The article describing this approach is attached. The key is Equation (10).
Basically, we should have two decoy databases that are the same size as the target. In one of the decoys, both peptides are shuffled. In the other, only a single peptide is shuffled. Then if we set a score threshold, the estimated number of false positives is given by Equation (10): it's the total number of decoys above the threshold minus twice the number of D-D decoys above the threshold. If you take this value and divide by the total number of targets above the threshold, then you get the FDR. Importantly, though, this calculation has to be done separately for each kind of identification. For this purpose, I would be inclined to lump together the linear, selfloop and dead-end matches, and then treat the inters as one category and inter+inter-intra as another category.
I don't know if you want to try to implement this confidence estimation procedure within search-for-xlinks or put it into the assign-confidence command. I can see an argument for either approach.

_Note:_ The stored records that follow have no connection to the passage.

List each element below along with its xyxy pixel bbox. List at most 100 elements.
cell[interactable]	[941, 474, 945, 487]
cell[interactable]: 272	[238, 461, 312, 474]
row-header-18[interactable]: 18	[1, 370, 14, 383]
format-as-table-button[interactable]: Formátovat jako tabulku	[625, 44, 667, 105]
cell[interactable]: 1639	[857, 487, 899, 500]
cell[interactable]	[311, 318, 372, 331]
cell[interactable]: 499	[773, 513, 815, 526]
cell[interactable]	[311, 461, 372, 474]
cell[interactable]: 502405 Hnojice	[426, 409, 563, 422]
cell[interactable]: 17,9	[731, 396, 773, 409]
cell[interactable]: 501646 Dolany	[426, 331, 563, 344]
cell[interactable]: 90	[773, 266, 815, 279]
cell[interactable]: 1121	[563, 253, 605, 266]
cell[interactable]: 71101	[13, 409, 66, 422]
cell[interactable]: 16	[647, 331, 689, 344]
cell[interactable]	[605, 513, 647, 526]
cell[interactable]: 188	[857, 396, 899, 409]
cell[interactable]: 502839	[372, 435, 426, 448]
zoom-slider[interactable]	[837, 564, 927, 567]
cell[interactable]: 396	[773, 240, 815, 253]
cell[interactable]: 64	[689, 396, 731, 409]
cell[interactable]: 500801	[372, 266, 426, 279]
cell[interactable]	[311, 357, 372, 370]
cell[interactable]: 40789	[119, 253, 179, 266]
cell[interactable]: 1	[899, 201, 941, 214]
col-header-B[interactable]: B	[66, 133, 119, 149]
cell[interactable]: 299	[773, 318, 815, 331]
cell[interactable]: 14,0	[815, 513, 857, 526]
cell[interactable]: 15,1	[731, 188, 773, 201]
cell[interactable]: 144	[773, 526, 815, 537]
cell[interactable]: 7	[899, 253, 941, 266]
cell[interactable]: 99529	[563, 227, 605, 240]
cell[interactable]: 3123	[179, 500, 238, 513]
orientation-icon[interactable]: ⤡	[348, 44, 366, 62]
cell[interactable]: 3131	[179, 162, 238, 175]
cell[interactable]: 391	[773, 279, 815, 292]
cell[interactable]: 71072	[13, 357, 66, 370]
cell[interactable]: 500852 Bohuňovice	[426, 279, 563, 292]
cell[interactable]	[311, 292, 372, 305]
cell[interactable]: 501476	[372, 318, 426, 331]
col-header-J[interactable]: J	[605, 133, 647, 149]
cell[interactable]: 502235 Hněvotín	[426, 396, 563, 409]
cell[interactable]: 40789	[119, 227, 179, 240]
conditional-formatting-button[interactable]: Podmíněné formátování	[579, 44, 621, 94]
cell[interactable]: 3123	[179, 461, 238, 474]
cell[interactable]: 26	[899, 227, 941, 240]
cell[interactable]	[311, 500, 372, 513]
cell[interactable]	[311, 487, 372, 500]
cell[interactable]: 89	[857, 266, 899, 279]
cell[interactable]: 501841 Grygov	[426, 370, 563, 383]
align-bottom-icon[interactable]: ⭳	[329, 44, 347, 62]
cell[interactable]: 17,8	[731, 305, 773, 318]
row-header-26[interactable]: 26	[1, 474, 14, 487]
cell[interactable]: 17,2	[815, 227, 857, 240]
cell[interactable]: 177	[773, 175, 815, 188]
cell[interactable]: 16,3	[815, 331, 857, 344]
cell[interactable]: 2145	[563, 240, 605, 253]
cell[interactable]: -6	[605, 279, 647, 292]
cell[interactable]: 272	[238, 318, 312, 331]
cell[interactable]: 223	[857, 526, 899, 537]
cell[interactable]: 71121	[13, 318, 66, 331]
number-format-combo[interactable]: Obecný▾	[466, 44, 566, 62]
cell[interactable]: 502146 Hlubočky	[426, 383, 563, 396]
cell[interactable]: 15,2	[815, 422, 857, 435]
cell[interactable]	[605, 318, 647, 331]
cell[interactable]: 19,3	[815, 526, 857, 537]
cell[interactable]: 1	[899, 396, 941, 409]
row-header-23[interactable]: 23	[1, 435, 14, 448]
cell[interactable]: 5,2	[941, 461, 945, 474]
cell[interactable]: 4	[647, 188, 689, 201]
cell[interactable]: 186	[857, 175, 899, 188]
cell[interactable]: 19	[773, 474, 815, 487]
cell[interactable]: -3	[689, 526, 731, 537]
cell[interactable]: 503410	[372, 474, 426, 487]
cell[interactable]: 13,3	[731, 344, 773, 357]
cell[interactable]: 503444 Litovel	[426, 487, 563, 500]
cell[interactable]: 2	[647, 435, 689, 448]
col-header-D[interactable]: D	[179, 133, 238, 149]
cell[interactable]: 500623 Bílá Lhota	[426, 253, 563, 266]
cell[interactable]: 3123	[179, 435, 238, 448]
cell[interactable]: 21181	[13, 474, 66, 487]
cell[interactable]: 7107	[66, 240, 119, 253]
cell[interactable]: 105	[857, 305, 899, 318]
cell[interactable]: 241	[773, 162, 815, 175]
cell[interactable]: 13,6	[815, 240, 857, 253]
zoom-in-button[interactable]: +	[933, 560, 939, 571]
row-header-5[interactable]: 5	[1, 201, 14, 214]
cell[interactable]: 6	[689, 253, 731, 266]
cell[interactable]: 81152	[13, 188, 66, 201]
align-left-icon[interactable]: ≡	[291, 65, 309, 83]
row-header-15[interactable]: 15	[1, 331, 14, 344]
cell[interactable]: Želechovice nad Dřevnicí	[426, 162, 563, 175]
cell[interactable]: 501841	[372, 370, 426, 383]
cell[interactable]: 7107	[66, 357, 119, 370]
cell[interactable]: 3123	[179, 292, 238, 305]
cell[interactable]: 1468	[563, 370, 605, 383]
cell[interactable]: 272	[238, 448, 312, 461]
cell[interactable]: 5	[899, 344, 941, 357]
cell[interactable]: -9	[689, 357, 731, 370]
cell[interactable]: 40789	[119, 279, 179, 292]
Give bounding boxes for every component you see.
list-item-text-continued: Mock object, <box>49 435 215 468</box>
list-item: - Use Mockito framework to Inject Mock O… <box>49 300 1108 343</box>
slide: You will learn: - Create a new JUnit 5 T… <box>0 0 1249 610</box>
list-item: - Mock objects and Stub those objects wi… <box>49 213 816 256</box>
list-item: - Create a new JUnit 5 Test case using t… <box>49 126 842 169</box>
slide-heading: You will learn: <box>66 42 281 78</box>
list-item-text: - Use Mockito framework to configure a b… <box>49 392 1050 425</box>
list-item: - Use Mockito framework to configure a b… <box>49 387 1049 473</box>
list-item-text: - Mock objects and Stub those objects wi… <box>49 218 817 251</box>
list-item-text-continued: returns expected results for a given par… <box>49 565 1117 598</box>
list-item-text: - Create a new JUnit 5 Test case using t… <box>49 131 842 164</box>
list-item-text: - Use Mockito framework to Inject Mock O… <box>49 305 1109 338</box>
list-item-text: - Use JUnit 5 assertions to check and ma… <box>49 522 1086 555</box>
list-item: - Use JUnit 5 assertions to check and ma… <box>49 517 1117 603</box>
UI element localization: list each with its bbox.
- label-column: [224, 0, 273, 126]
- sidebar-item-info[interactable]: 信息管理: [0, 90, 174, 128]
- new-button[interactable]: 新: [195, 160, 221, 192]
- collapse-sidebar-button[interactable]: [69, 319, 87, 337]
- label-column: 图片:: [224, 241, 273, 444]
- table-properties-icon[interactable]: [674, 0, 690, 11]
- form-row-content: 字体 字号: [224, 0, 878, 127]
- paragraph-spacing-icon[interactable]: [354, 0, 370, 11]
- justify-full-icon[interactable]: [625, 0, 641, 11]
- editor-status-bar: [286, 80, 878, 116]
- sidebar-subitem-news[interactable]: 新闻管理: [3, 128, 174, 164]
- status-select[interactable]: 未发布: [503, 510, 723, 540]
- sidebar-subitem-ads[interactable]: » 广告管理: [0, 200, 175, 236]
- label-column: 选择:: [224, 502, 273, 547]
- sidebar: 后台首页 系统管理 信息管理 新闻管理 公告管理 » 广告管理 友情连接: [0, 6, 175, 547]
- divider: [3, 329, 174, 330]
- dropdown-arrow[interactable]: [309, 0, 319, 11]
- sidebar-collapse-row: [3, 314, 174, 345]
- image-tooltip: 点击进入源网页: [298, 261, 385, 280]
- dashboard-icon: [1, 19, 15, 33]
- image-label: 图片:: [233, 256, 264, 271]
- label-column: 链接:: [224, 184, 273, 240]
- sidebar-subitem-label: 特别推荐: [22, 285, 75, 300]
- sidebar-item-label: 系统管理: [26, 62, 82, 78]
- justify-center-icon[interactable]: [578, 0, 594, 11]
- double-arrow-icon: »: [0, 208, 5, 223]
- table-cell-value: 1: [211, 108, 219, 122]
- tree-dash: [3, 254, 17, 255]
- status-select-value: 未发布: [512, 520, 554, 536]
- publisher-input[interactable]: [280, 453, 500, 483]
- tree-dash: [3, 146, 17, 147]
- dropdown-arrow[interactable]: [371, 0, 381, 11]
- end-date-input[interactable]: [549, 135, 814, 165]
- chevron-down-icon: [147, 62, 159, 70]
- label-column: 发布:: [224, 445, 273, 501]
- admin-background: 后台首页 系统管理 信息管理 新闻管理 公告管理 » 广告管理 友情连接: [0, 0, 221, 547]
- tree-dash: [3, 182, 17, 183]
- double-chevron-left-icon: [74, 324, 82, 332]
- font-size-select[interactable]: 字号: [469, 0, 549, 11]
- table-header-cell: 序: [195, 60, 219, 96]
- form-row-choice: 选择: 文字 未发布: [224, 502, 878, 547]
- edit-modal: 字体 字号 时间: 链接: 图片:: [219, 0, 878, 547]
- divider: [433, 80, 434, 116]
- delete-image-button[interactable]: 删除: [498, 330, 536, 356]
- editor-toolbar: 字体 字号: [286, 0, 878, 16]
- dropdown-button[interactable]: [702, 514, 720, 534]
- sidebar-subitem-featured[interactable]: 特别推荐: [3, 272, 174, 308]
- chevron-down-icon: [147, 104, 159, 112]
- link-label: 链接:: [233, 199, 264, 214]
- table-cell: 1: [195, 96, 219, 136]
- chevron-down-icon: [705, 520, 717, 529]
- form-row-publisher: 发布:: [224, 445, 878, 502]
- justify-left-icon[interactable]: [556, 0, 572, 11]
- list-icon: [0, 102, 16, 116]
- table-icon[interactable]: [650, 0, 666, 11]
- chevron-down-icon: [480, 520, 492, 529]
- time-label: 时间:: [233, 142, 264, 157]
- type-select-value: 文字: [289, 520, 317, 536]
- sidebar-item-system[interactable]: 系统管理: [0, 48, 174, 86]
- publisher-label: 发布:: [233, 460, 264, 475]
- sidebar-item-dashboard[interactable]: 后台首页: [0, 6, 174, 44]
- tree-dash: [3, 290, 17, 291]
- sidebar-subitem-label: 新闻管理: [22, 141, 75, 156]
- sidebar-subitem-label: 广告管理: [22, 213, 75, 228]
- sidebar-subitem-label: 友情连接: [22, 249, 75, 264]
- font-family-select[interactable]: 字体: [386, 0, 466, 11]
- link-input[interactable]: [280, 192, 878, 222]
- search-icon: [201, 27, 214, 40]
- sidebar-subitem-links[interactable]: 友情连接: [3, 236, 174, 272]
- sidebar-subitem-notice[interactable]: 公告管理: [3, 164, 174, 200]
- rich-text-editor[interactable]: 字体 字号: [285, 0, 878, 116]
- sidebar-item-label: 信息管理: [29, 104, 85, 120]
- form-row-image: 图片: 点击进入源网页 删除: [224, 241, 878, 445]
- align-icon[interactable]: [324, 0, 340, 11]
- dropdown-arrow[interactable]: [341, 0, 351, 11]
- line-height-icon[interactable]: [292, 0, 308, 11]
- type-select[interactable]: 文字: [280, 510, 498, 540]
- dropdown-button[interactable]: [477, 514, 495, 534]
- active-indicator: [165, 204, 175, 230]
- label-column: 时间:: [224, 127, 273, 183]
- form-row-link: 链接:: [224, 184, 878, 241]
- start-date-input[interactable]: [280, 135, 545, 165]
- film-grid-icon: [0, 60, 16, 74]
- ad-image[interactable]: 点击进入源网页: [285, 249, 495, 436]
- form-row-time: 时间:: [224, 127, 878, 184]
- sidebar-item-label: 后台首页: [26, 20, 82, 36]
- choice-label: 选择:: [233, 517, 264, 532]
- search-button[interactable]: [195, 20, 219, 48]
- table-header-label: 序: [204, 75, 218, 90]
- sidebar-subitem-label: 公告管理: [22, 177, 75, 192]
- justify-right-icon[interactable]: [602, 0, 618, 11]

Sean, can you clarify for me how search-for-xlinks currently generates decoys? For cross-links, I think we want the decoy database to contain three decoys per target. If the target links peptide A to B, then we want a decoy with (1) A shuffled and B not shuffled, (2) A not shuffled and B shuffled, and (3) both shuffled. If we do this, then I think we can use the Walzthoeni procedure.
The old sfx shuffled both peptides on the fly to generate FF. Currently,
the new sfx runs the search separately with a target peptide and decoy
peptide database to generate a list for TT and FF. To implement the W
procedure, I think it would be more time and space efficient if we used the
peptide decoy database to generate the TF, FT, and FF for each TT by
keeping track of each target peptide's associated pre-generated decoy(s).
Thanks,
Sean
On Fri, Jun 24, 2016 at 2:34 PM, William S Noble wsnoble@users.sf.net
wrote:
Yes, I think this makes sense. Do you have a sense for how difficult that would be to get working?